= Mosaic coevolution =

Mosaic coevolution is a theory in which geographic location and community ecology shape differing coevolution between strongly interacting species in multiple populations. These populations may be separated by space and/or time. Depending on the ecological conditions, the interspecific interactions may be mutualistic or antagonistic. In mutualisms, both partners benefit from the interaction, whereas one partner generally experiences decreased fitness in antagonistic interactions. Arms races consist of two species adapting ways to "one up" the other. Several factors affect these relationships, including hot spots, cold spots, and trait mixing. Reciprocal selection occurs when a change in one partner puts pressure on the other partner to change in response. Hot spots are areas of strong reciprocal selection, while cold spots are areas with no reciprocal selection or where only one partner is present. The three constituents of geographic structure that contribute to this particular type of coevolution are: natural selection in the form of a geographic mosaic, hot spots often surrounded by cold spots, and trait remixing by means of genetic drift and gene flow. Mosaic, along with general coevolution, most commonly occurs at the population level and is driven by both the biotic and the abiotic environment. These environmental factors can constrain coevolution and affect how far it can escalate.
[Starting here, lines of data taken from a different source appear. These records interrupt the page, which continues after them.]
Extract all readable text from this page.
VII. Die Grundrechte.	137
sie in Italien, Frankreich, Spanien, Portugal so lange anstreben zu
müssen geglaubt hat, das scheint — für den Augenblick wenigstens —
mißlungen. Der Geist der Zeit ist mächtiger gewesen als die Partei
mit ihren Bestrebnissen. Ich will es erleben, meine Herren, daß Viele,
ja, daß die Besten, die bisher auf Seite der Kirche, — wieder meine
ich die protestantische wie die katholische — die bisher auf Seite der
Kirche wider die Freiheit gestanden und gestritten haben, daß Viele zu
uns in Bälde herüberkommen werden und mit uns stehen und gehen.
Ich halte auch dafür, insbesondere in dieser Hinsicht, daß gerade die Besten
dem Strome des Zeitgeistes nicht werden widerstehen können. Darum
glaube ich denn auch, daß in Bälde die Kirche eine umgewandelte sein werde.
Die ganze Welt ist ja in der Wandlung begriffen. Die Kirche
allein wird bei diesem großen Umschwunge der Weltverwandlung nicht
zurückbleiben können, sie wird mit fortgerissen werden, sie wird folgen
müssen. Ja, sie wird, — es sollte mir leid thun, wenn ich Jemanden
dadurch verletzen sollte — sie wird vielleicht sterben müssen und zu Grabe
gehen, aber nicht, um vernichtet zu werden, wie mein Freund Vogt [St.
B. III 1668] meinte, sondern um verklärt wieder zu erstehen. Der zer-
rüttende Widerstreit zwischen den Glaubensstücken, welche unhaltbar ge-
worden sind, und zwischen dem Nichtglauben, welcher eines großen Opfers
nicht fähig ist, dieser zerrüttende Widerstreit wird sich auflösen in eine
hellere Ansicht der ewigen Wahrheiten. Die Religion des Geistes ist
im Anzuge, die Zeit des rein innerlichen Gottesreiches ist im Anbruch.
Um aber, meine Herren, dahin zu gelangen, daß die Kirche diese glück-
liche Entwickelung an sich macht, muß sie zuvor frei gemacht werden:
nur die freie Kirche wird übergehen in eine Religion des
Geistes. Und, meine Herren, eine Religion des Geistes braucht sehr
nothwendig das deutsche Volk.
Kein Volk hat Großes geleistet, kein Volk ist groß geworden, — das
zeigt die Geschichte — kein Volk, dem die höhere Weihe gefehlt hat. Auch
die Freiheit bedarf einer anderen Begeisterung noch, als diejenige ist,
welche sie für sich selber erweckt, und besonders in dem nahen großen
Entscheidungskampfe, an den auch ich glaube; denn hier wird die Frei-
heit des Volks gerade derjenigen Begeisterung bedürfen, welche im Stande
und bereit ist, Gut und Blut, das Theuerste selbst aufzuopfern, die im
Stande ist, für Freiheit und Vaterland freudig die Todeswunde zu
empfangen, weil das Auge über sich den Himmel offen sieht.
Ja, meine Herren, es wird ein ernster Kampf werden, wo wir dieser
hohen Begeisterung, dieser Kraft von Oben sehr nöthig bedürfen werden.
The geographical mosaic theory was first described by Ehrlich and Raven in 1964 after studying butterflies that coevolve with plants. However, the idea of coevolution itself goes all the way back to Darwin.

== Examples ==

=== Mutualisms ===
A commonly used example of mutualism in mosaic coevolution is that of the plant and pollinator. Anderson and Johnson studied the relationship between the length of the proboscis of the long-tongued fly (P. ganglbaueri) and the corolla tube length of Zaluzianskya microsiphon, a flowering plant endemic to South Africa. They suspected, as Darwin did in 1862, that flowers would adapt to become longer in order to force the fly to insert more of its body into the flower in order to reach the nectar. This causes the fly's body to come in contact with the flower's pollen. The two characteristics were measured at several different geographic locations and it was found that the length of the fly's proboscis caused strong selective pressures on the length of the corolla of the flower. An increase in proboscis length was selected for, when flowers were longer because it is their primary food source.

=== Coevolutionary arms races ===
Antagonistic interactions (e.g. host-parasite and predator-prey relationships) can often result in coevolutionary trait escalation (i.e. arms races). For example, prey and predator may both evolve faster running speed in order to maximize their fitness.

The plant species Camellia japonica (the Japanese camellia) and its seed predator Curculio camelliae (the camellia weevil) are an example of a coevolutionary arms race. The length of the weevil's rostrum and the thickness of the fruit's pericarp are correlated, meaning that a change in one character prompts a change in the other. The weevil will use its rostrum to burrow into the center of the camellia fruit seeking a place to lay eggs, as the weevil larva feed exclusively on the camellia seeds. This is a main cause of seed damage in the Japanese camellia and, in order to better protect its seeds, the plant will evolve to grow a thicker pericarp. In some areas, the pericarp of these fruits was found to be remarkably woody. The pericarp thickness of the camellia fruit was observed to be thicker in more southern locations than in the north. The areas of Hanyama and Yahazu, Japan are just under nine miles away from each other, but there was an 8 mm difference in pericarp thickness in the camellia populations sampled there. The length of the weevil's rostrum was found to be 5mm longer in the area with thicker fruit. This shows that the survival of the Japanese camellia seeds in the south is dependent upon the thick pericarp as a form of protection. However, northern areas were found to have fruit with infested seeds regardless of thickness of the pericarp. This suggests that the plants in the north were more susceptible to weevil attacks and the two traits are not as strongly correlated as they were in southern areas.